Form 8-K

 

 

UNITED STATES

SECURITIES AND EXCHANGE COMMISSION

Washington, D.C. 20549

 

 

FORM 8-K

 

 

CURRENT REPORT

Pursuant to Section 13 or 15(d)

of The Securities Exchange Act of 1934

Date of Report (Date of earliest event reported): August 10, 2017

 

 

SPIRIT REALTY CAPITAL, INC.

(Exact name of registrant as specified in its charter)

 

 

 

Maryland   001-36004   20-1676382

(State or other jurisdiction

of incorporation)

 

(Commission

File Number)

 

(I.R.S. Employer

Identification No.)

2727 North Harwood Drive, Suite 300

Dallas, Texas 75201

(Address of principal executive offices) (Zip Code)

Registrant’s telephone number, including area code: (972) 476-1900

Not Applicable

(Former name or former address, if changed since last report.)

 

 

Check the appropriate box below if the Form 8-K filing is intended to simultaneously satisfy the filing obligation of the registrant under any of the following provisions (see General Instruction A.2. below):

 

Written communications pursuant to Rule 425 under the Securities Act (17 CFR 230.425)

 

Soliciting material pursuant to Rule 14a-12 under the Exchange Act (17 CFR 240.14a-12)

 

Pre-commencement communications pursuant to Rule 14d-2(b) under the Exchange Act (17 CFR 240.14d-2(b))

 

Pre-commencement communications pursuant to Rule 13e-4(c) under the Exchange Act (17 CFR 240.13e-4(c))

Indicate by check mark whether the registrant is an emerging growth company as defined in Rule 405 of the Securities Act of 1933 (17 CFR §230.405) or Rule 12b-2 of the Securities Exchange Act of 1934 (17 CFR §240.12b-2).

Emerging growth company  ☐

If an emerging growth company, indicate by check mark if the registrant has elected not to use the extended transition period for complying with any new or revised financial accounting standards provided pursuant to Section 13(a) of the Exchange Act.  ☐

 

 

 


Item 5.03. Amendments to Articles of Incorporation or Bylaws; Change in Fiscal Year.

On August 10, 2017, the board of directors (the “Board”) of Spirit Realty Capital, Inc. (the “Company”) amended Article XV of the bylaws of the Company (the “Bylaws”) to reduce the stockholder vote required to alter or repeal any provision of the Bylaws and to adopt new Bylaws from the affirmative vote of two-thirds of all the votes entitled to be cast on the matter to the affirmative vote of a majority of all the votes entitled to be cast on the matter, and restated the Bylaws as so amended.
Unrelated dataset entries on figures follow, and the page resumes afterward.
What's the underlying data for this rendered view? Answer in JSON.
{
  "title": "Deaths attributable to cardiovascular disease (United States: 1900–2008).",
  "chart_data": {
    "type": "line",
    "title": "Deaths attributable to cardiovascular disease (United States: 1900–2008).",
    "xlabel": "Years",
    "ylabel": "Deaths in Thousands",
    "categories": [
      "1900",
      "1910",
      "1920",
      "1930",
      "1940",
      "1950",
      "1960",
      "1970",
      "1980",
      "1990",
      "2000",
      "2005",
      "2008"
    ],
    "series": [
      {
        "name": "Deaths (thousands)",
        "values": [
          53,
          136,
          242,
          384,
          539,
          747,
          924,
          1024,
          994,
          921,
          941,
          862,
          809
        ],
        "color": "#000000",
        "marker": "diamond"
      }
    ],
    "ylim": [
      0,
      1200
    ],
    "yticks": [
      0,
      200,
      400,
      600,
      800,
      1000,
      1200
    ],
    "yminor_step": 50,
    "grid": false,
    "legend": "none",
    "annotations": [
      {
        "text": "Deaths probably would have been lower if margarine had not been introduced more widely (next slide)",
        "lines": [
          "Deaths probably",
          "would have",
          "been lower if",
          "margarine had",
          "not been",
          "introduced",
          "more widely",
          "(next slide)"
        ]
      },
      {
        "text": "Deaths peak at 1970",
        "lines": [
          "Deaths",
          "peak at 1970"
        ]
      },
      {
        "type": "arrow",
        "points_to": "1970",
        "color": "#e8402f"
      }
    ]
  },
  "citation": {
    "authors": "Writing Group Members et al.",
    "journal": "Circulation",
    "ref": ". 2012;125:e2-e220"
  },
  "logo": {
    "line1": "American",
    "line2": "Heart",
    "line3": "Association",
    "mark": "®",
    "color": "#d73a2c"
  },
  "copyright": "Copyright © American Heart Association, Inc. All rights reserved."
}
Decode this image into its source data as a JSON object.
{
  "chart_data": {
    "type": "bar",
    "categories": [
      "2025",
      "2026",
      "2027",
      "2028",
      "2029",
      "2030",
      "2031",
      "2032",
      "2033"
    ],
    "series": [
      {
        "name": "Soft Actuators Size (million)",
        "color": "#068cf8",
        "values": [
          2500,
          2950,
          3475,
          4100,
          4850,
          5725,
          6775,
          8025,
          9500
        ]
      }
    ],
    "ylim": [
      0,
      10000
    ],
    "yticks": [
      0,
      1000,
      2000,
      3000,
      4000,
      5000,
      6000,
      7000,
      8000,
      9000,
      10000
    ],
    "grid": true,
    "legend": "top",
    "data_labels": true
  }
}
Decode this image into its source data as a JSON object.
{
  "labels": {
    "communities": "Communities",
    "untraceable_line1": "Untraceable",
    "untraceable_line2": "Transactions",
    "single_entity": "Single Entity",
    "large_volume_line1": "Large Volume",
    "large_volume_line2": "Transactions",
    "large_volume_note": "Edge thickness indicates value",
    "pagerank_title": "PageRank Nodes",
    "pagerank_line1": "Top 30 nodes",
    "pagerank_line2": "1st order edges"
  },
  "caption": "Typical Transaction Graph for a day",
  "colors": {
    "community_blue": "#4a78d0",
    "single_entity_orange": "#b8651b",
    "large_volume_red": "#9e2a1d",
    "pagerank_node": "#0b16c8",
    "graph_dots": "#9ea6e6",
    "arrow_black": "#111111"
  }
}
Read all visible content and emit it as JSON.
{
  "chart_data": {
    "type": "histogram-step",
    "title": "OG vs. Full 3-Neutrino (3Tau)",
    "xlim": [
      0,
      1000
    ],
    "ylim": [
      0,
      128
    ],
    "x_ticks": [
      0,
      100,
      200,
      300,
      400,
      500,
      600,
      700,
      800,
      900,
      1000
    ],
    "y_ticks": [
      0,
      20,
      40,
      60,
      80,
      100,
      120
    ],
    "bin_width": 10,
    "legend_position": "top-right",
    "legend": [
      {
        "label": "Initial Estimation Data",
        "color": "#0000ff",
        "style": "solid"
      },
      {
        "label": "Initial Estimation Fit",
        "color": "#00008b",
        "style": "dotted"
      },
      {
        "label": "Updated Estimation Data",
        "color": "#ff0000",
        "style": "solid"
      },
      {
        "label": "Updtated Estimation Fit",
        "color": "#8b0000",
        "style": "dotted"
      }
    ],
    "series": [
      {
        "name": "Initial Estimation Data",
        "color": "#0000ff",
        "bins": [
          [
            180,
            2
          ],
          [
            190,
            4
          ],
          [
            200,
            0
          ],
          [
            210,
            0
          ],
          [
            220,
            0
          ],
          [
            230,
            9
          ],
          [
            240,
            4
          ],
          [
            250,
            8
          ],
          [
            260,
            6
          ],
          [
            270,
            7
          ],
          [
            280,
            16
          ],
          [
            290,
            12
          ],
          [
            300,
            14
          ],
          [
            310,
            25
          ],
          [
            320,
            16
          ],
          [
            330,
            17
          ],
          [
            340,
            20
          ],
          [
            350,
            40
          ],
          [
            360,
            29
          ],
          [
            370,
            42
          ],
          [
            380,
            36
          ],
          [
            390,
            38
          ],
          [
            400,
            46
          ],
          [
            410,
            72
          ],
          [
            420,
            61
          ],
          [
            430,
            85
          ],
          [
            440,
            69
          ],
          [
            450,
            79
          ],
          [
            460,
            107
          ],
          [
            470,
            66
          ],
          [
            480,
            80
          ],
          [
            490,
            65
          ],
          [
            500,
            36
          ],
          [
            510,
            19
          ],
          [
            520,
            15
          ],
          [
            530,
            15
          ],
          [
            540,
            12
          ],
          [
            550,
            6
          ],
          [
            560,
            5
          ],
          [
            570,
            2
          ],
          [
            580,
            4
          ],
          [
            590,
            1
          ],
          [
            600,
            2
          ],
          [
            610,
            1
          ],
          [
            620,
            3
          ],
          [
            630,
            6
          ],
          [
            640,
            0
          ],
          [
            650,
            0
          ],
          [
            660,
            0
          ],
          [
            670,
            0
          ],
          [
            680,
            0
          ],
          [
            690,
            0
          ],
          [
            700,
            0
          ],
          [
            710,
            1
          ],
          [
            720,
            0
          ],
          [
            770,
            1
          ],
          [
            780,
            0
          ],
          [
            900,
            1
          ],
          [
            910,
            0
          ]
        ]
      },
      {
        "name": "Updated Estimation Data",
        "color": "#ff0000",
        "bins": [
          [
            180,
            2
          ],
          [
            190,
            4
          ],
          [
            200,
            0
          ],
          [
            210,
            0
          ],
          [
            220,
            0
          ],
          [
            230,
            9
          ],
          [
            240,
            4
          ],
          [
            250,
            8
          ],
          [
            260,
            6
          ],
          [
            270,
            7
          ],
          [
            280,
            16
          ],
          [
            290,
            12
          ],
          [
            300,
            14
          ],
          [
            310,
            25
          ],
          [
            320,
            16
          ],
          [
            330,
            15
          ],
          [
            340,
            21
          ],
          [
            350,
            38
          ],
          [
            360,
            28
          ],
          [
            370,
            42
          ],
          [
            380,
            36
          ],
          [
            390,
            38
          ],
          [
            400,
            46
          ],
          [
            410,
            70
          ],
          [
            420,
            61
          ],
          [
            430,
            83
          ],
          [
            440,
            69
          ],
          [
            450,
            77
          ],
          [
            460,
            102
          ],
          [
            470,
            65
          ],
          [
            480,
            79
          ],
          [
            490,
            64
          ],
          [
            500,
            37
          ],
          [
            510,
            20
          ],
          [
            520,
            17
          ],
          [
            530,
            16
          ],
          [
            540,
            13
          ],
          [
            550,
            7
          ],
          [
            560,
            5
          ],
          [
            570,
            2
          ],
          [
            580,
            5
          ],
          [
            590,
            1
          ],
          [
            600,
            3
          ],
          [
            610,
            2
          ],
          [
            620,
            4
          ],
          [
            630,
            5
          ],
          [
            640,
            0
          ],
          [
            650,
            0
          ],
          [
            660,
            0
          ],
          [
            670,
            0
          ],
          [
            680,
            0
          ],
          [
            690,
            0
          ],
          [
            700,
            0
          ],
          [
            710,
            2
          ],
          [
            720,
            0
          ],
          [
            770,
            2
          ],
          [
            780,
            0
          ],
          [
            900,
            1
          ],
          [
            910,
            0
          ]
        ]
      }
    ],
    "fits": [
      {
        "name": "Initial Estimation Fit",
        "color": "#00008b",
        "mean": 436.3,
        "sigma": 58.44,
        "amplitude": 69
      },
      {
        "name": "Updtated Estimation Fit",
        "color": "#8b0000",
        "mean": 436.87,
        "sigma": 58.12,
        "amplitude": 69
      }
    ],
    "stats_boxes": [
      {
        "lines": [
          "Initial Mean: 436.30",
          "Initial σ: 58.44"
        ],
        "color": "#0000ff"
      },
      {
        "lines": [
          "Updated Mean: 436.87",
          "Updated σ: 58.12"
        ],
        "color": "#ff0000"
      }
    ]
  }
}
Under the amendment, the Board continues to have the power to adopt, alter or repeal any provision of the Bylaws and to make new Bylaws, co-extensive with the right of the stockholders of the Company described above.

The foregoing description of the Bylaws, as so amended and restated, does not purport to be complete and is qualified in its entirety by reference to the full text of the Fifth Amended and Restated Bylaws of the Company, a copy of which is filed as Exhibit 3.1 hereto and is incorporated herein by reference.

 

Item 7.01. Regulation FD Disclosure.

On August 14, 2017, the Company issued a press release announcing (i) the approval by the Board of a stock repurchase program under which the Company may repurchase up to $250.0 million of its outstanding common stock, par value $0.01 per share, and (ii) the amendment and restatement of the Bylaws described under Item 5.03 above.

The information set forth in this Item 7.01 and in the attached Exhibit 99.1 is being “furnished” and shall not be deemed “filed” for purposes of Section 18 of the Securities Exchange Act of 1934, as amended, and is not incorporated by reference into any of the Company’s filings, whether made before or after the date hereof, regardless of any general incorporation language in any such filing.

 

Item 9.01. Financial Statements and Exhibits.

(d)    Exhibits

 

Exhibit
No.

  

Description

  3.1    Fifth Amended and Restated Bylaws of Spirit Realty Capital, Inc. dated August 10, 2017.
99.1    Press Release dated August 14, 2017.


SIGNATURES

Pursuant to the requirements of the Securities Exchange Act of 1934, the registrants have duly caused this report to be signed on their behalf by the undersigned hereunto duly authorized.

Date: August 15, 2017

 

Spirit Realty Capital, Inc.
By:  

/s/ JAY YOUNG

  Jay Young
  Executive Vice President, General Counsel and Secretary


Exhibit Index

 

Exhibit
No.

  

Description

  3.1    Fifth Amended and Restated Bylaws of Spirit Realty Capital, Inc. dated August 10, 2017.
99.1    Press Release dated August 14, 2017.